Centraal in de Ruggencyclus staat de dikke Mathilde, Kamer der gedachten, die als een habitat/baarmoeder zou kunnen gezien worden waarin de kunstenaar de dood vruchtbaar probeert te maken om omgekeerd in de tijd te kunnen afdalen. In het duister wordt gepeild naar de wortels van de existentie, de eenzaamheid en het gewicht van het niets. In de zijkamers is plaats gemaakt voor enkele in een pathetisch handschrift geschreven bladzijden, waarin de gedachten van de kunstenaar in hun abrupte bewegingen vooral getuigen van de onwrikbare wil om in een situatie van volstrekte eenzaamheid toch met de wereld te communiceren. Over kunstenaarschap en moderniteit, de mensheid, de moeder en de dood. De Cordier is een begraven held, een herinneringsfiguur aan een kunstenaarschap dat nergens elders meer bestaat dan in zijn eigen kamer der gedachten.
Ook de Canadese kunstenaar Rodney Graham ziet zich voor het handhaven van zijn identiteit en integriteit als kunstenaar gedwongen om de weg terug aan te vatten, naar de wortels van het moderne denken die hij in de romantiek aantreft, en die hij dan vanuit Freudiaanse hoek benadert. Eén van zijn procédés bestaat erin om in het oeuvre van schrijvers (Büchner, Poe, Melville), componisten (Wagner), en Freud zelf te sluipen, bij voorbeeld om er bepaalde passages in een eeuwigdurende herhaling te fixeren. Zo identificeert hij zich met neurotische helden, die de repetitie nodig hebben als vervangmiddel voor de eigen traumatische herinneringen.
In het Canadese paviljoen, dat hij als een ?rustieke hut? omschrijft, onderhandelt Graham met een metafoor van Daniel Defoe : de avontuurlijke held, gestrand op een verlaten eiland is het beeld voor het autonome zelf dat opnieuw een wereld en een gemeenschap moet zien te maken. In een korte 35 mm-kleurenfilm loop glipt Graham in de travestierol van een Robinson Crusoë-achtige figuur, die in vol ornaat op het paradijselijke eiland te rusten ligt. Hij vertoont een gapende wonde aan het voorhoofd. De blauwe zee ruist, een blauwe papegaai krast. Bij het wakker worden schudt hij, om zich te voeden, aan de boom, maar verliest het bewustzijn wanneer een grote vrucht tegen zijn voorhoofd aan knalt. Overgebracht op laserdisc wordt de scène naadloos herhaald, zodat dit Vexation Island als een actuele, meerduidige variant op de Sisyfus-mythe leesbaar wordt. De verrukkelijke beelden verhogen de naargeestigheid van de boodschap tot het uiterste. Als meerduidige bespiegeling over natuur en artificialiteit, over toekomst, heden en verleden, onderhandeling over identiteit en moderniteit, is dit werk misschien hèt beeld van deze 47ste Biënnale.

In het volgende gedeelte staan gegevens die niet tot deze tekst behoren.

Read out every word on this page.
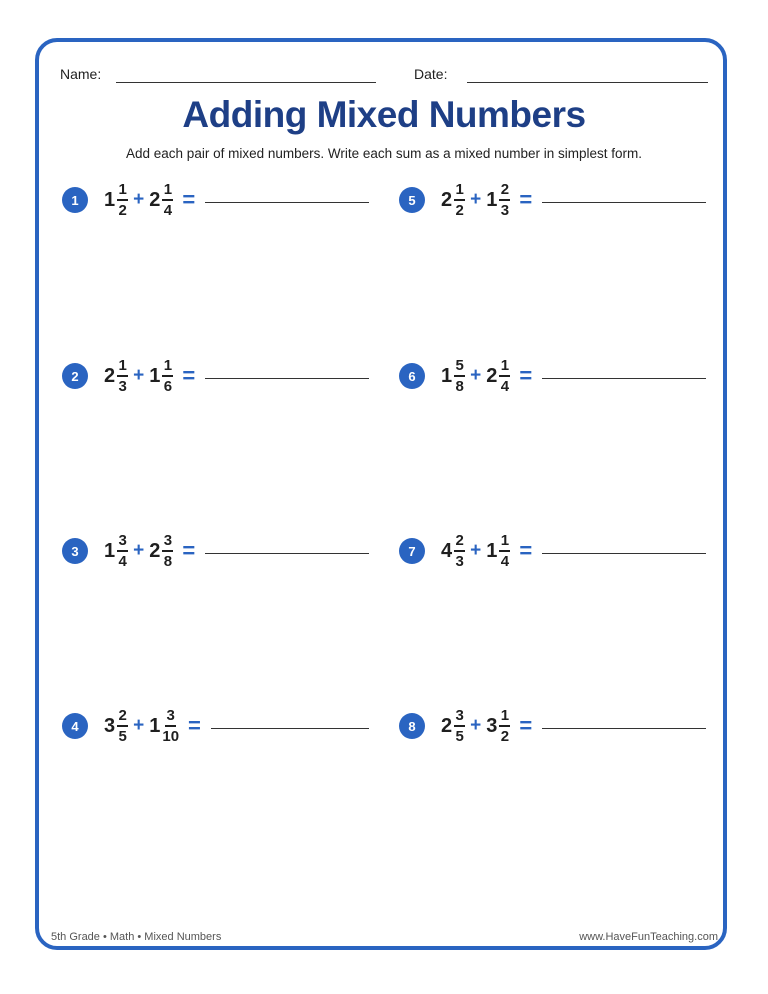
Name:	Date:
Adding Mixed Numbers
Add each pair of mixed numbers. Write each sum as a mixed number in simplest form.
1	$1 \frac{1}{2} + 2 \frac{1}{4}$ =
2	$2 \frac{1}{3} + 1 \frac{1}{6}$ =
3	$1 \frac{3}{4} + 2 \frac{3}{8}$ =
4	$3 \frac{2}{5} + 1 \frac{3}{10}$ =
5	$2 \frac{1}{2} + 1 \frac{2}{3}$ =
6	$1 \frac{5}{8} + 2 \frac{1}{4}$ =
7	$4 \frac{2}{3} + 1 \frac{1}{4}$ =
8	$2 \frac{3}{5} + 3 \frac{1}{2}$ =
5th Grade • Math • Mixed Numbers	www.HaveFunTeaching.com
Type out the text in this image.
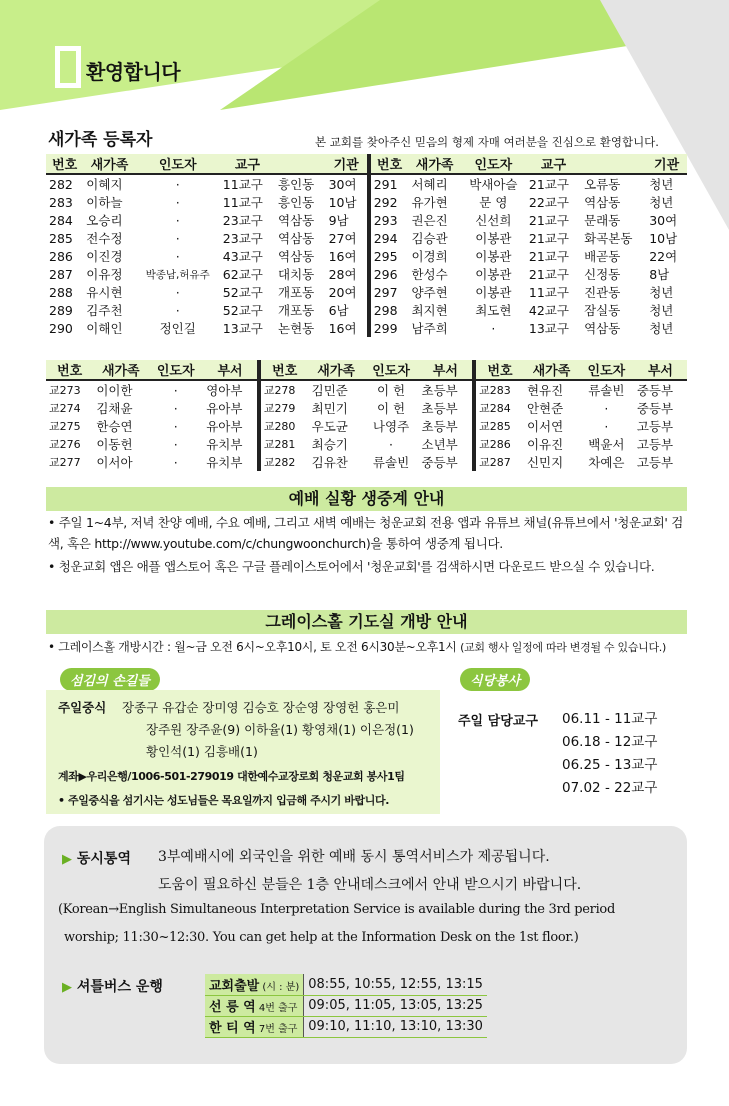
환영합니다
새가족 등록자	본 교회를 찾아주신 믿음의 형제 자매 여러분을 진심으로 환영합니다.
번호	새가족	인도자	교구		기관	번호	새가족	인도자	교구		기관
282	이혜지	·	11교구	흥인동	30여	291	서혜리	박새아슬	21교구	오류동	청년
283	이하늘	·	11교구	흥인동	10남	292	유가현	문 영	22교구	역삼동	청년
284	오승리	·	23교구	역삼동	9남	293	권은진	신선희	21교구	문래동	30여
285	전수정	·	23교구	역삼동	27여	294	김승관	이봉관	21교구	화곡본동	10남
286	이진경	·	43교구	역삼동	16여	295	이경희	이봉관	21교구	배곧동	22여
287	이유정	박종남,허유주	62교구	대치동	28여	296	한성수	이봉관	21교구	신정동	8남
288	유시현	·	52교구	개포동	20여	297	양주현	이봉관	11교구	진관동	청년
289	김주천	·	52교구	개포동	6남	298	최지현	최도현	42교구	잠실동	청년
290	이해인	정인길	13교구	논현동	16여	299	남주희	·	13교구	역삼동	청년
번호	새가족	인도자	부서	번호	새가족	인도자	부서	번호	새가족	인도자	부서
교273	이이한	·	영아부	교278	김민준	이 헌	초등부	교283	현유진	류솔빈	중등부
교274	김채윤	·	유아부	교279	최민기	이 헌	초등부	교284	안현준	·	중등부
교275	한승연	·	유아부	교280	우도균	나영주	초등부	교285	이서연	·	고등부
교276	이동헌	·	유치부	교281	최승기	·	소년부	교286	이유진	백윤서	고등부
교277	이서아	·	유치부	교282	김유찬	류솔빈	중등부	교287	신민지	차예은	고등부
예배 실황 생중계 안내
• 주일 1~4부, 저녁 찬양 예배, 수요 예배, 그리고 새벽 예배는 청운교회 전용 앱과 유튜브 채널(유튜브에서 '청운교회' 검색, 혹은 http://www.youtube.com/c/chungwoonchurch)을 통하여 생중계 됩니다.
• 청운교회 앱은 애플 앱스토어 혹은 구글 플레이스토어에서 '청운교회'를 검색하시면 다운로드 받으실 수 있습니다.
그레이스홀 기도실 개방 안내
• 그레이스홀 개방시간 : 월~금 오전 6시~오후10시, 토 오전 6시30분~오후1시 (교회 행사 일정에 따라 변경될 수 있습니다.)
섬김의 손길들
주일중식 장종구 유갑순 장미영 김승호 장순영 장영헌 홍은미
장주원 장주윤(9) 이하율(1) 황영채(1) 이은정(1)
황인석(1) 김흥배(1)
계좌▶우리은행/1006-501-279019 대한예수교장로회 청운교회 봉사1팀
• 주일중식을 섬기시는 성도님들은 목요일까지 입금해 주시기 바랍니다.
식당봉사
주일 담당교구 06.11 - 11교구
06.18 - 12교구
06.25 - 13교구
07.02 - 22교구
▶ 동시통역 3부예배시에 외국인을 위한 예배 동시 통역서비스가 제공됩니다.
도움이 필요하신 분들은 1층 안내데스크에서 안내 받으시기 바랍니다.
(Korean→English Simultaneous Interpretation Service is available during the 3rd period
worship; 11:30~12:30. You can get help at the Information Desk on the 1st floor.)
▶ 셔틀버스 운행	교회출발 (시 : 분)	08:55, 10:55, 12:55, 13:15
선 릉 역 4번 출구	09:05, 11:05, 13:05, 13:25
한 티 역 7번 출구	09:10, 11:10, 13:10, 13:30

Soms ligt de schoonheid echter in een eenvoudig zoeken naar waarachtigheid, zoals in de wazige kleurenfoto’s van Tracey Moffat met in het vlees snijdende ondertitels uit het dagelijkse leven, of in de gulzige herhaling van de prachtige portretfoto van een meisje door Roni Horn. De zeldzame momenten van poëzie kunnen echte vervoering brengen, zoals de doodsimpele Kyoto installatie van Ilya en Emilia Kabakov, en de hekserijtjes van Judith Hersko, de zwart-witte landschapsschilderijtjes van Eva Köves en het lichtende vruchtenstilleven van Roza El-Hassan, alle drie in het Nature Morte paviljoen van Hongarije. Een Biënnale van vele ervaringen.
Jan Braet
47ste Biënnale van Venetië, tot 9/11/97.
Rodney Graham, Vexation Island, 1997 : travestie.
Robert Morris, Tar Babies (ontwerptekening) : verwende kinderen.
Henrik Hakansson, Paviljoen Noorwegen (detail) : vlinderkweek.
Thierry De Cordier, Matilde/Kamer der Gedachten : de dood vruchtbaar maken.